Have a mode '11', wherein the egg-beater spins across all even or odd Core's only? This would effectively double hub throughput to Core, right?
We're late in the game, and additional features are not desired by many, however this 'seems' like it would be Verilog tweak and not h/w.
Not quite that simple, I think, because the egg-beater is entangled with the LSB of the address, so a simple skip would also skip memory.
If the memory was also re-tiled from N*16 to 2N*8 that could work, but that is more muxes is what is likely a critical path.
If the scanner is always MOD 16, that will be faster and simpler, which leaves a COG-Mapper as a possible option.
ie Instead of the [scanner == COG number], the 4 bits index a 16x4 table, and that gives the next COG ID.
That is compact, and the tiny table can be pipelined, so should have no fMAX penalty.
I don't know how that would then interact with any pipelines ? - if they work as local FIFOs that may be ok.
The first design is going to be a 16 Cog 512KB design. Any calls for extra variants will have to wait.
All the COGS can really move data to and from the HUB, and they do so equally.
The trade off is address access consistency. One can plan for the max possible time and or use a timer to insure temporal accuracy.
In many cases, this can replace cycle HUB access counting as we did on P1.
Now it should be more about how data is organized and using block moves to maximize the benefit of the new system.
Since the new cogs will be faster, it make sense to put more ram on the chip, or make the chip capable of natively accessing external SRAM at native speed. SDRAM isn't gonna cut it, too much latency except for special purpose buffers. 8MB (64Mb) SRAMs are only $4 each, so external full speed access would be nice.
No matter how much RAM is chosen someone will call it a pittance.
SDRAM is going to consume too many pins, a better choice is QuadSPI memory ( & QuadSPI x 2) and HyperBUS, and those may come as part of the smart-pins.
A QuadSPI link is also usable with all the low cost Serial Flash out there.
An estimated 5.0mm2, of 64.0mm2 total, for 8 Cogs.

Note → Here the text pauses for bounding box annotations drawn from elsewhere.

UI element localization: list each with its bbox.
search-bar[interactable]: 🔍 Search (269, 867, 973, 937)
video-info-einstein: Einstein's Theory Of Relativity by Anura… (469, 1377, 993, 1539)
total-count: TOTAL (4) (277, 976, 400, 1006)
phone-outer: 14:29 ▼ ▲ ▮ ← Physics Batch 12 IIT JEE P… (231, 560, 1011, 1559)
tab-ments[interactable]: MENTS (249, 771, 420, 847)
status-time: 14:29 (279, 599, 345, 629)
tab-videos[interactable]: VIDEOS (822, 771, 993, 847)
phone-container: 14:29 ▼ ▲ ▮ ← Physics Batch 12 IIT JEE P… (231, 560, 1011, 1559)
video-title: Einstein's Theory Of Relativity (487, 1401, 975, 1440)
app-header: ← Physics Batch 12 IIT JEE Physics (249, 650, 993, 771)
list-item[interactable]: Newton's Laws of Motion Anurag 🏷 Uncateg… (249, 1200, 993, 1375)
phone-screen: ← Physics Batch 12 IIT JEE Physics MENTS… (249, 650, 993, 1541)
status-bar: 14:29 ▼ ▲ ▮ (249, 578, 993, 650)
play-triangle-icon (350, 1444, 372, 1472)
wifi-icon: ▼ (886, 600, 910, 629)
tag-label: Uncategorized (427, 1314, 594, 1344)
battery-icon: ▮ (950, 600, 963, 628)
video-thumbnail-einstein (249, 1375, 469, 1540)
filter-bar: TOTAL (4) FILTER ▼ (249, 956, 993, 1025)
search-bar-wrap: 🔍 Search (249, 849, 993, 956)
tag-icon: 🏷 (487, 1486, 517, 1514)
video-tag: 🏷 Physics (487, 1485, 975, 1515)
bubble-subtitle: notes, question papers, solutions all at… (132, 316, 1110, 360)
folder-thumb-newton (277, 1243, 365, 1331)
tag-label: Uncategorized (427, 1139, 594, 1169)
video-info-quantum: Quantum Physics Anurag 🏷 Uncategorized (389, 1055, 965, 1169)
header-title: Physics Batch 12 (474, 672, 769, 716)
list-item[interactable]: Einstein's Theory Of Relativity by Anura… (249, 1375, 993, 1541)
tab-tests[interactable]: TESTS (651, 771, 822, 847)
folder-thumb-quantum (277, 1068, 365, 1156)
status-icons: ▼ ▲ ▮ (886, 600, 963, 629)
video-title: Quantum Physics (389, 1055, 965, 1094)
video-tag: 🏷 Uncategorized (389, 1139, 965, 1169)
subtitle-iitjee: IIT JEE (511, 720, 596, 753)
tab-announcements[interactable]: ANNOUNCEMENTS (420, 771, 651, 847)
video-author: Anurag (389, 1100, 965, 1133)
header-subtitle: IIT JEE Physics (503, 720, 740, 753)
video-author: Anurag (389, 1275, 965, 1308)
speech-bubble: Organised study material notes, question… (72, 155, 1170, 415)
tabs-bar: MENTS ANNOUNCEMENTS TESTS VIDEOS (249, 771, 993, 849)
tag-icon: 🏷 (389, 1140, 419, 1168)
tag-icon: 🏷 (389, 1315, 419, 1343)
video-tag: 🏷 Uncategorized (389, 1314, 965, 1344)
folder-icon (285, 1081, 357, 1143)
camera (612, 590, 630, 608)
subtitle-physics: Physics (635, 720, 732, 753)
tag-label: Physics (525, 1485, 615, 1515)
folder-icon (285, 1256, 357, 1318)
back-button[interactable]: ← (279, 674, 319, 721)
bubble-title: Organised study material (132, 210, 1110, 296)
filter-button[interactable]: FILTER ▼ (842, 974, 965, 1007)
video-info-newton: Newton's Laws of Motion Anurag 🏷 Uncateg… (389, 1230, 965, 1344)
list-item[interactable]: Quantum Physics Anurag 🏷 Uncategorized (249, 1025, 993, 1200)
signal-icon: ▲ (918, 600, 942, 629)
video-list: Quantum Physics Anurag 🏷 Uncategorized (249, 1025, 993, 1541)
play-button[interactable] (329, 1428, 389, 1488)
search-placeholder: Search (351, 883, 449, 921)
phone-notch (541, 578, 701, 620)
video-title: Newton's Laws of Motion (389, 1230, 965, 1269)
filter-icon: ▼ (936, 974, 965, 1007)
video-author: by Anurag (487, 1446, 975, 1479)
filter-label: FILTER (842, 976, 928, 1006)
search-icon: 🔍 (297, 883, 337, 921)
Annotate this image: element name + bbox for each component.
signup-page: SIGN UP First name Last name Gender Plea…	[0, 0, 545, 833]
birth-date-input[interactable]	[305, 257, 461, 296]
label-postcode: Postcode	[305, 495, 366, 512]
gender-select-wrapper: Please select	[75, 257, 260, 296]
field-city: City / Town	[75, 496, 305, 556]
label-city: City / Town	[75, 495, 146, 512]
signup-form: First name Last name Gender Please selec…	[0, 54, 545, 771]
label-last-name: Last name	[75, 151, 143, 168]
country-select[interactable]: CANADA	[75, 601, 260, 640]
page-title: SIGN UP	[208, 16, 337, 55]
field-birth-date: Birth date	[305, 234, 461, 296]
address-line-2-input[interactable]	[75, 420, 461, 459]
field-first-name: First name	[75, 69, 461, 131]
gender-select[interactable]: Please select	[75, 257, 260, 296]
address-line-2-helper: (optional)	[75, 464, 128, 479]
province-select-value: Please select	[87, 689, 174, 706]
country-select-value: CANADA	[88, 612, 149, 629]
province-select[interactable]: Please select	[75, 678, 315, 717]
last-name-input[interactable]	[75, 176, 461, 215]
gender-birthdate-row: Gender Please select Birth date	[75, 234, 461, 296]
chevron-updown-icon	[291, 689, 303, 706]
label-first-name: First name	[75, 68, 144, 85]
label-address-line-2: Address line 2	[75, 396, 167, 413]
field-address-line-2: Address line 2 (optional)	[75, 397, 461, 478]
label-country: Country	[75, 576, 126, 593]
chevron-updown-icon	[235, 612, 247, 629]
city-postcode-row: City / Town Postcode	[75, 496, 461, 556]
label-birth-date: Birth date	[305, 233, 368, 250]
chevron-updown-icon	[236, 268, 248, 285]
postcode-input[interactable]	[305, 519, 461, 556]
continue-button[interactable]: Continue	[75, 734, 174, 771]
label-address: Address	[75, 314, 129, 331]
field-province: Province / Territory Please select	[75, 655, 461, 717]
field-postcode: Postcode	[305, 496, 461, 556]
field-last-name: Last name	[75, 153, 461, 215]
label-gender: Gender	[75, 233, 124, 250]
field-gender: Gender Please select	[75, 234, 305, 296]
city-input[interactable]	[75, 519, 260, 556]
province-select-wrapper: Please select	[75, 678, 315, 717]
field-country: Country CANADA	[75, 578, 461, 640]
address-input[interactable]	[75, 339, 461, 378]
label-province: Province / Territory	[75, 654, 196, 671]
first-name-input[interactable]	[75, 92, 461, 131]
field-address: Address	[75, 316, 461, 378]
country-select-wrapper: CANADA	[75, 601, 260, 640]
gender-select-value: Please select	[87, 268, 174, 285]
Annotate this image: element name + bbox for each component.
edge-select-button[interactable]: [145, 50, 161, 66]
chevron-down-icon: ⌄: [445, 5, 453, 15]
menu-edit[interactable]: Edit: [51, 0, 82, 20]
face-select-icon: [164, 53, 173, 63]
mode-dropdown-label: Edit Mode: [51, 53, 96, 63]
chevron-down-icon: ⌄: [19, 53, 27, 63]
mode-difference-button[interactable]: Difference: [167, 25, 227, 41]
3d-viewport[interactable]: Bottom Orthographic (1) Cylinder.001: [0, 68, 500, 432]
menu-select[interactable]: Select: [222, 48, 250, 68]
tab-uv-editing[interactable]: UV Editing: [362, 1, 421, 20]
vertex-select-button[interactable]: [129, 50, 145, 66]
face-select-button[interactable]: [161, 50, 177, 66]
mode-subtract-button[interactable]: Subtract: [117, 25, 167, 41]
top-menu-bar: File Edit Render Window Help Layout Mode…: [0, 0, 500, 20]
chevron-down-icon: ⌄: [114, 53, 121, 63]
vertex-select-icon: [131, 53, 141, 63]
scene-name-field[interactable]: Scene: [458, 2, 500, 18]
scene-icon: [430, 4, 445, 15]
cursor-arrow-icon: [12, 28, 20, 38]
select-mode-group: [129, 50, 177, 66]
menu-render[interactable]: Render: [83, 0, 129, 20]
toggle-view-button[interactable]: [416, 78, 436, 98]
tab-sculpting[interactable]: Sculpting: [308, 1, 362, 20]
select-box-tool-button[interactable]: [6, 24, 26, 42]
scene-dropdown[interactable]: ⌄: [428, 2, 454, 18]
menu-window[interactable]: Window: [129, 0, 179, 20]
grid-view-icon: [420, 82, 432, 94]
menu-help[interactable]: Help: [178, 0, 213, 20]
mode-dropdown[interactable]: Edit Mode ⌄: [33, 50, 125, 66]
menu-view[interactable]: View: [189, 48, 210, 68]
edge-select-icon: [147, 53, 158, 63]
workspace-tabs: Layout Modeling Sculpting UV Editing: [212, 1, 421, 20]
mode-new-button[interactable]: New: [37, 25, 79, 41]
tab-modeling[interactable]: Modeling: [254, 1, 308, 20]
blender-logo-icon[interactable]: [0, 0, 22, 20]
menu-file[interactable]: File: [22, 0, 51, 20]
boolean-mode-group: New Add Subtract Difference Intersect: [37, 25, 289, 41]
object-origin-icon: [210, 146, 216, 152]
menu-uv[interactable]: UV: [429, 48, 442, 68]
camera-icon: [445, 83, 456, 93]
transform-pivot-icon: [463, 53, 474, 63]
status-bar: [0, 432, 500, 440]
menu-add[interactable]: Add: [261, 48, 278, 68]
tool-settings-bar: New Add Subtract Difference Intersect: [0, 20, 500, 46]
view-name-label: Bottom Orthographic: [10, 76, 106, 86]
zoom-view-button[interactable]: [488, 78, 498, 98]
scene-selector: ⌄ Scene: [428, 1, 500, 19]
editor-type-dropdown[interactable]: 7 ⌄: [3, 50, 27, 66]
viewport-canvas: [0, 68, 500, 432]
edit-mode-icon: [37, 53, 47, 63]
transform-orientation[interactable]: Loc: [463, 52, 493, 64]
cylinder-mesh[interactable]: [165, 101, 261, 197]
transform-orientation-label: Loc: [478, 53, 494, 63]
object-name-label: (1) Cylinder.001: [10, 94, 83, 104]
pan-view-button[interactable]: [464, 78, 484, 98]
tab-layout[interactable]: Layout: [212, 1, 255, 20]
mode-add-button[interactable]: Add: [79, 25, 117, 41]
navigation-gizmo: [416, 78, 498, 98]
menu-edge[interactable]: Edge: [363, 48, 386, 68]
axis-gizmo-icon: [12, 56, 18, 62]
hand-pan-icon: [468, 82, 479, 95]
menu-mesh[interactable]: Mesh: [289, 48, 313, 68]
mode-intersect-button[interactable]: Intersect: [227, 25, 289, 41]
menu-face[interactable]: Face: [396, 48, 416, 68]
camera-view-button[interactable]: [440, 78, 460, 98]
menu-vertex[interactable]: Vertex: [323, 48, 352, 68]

If the space used by the gates is only 50% then there would be ~5mm2 remaining.
I have proved (in P1V) that if the LUT was utilised as Extended Cog RAM where we could execute from it by using the hubexec style instructions.
(1) Increasing the LUT space from 16 of 256x32 SP RAM to 16 of 1024x32 SP RAM would require 4.5mm2.
Thus each cog could have an extra 2K (2.5K total) instruction (code) space at full speed.
OR
(2) Increasing the LUT space to 6114x32 in 2 cogs would consume 4.5mm2. Thus 2 cogs could have an extra 6K instruction (code) space at full speed.
Of course there is a minor change to the hubexec memory model such that these Extended Cog RAM (LUT) addresses are read from the LUT, not the hub/cache.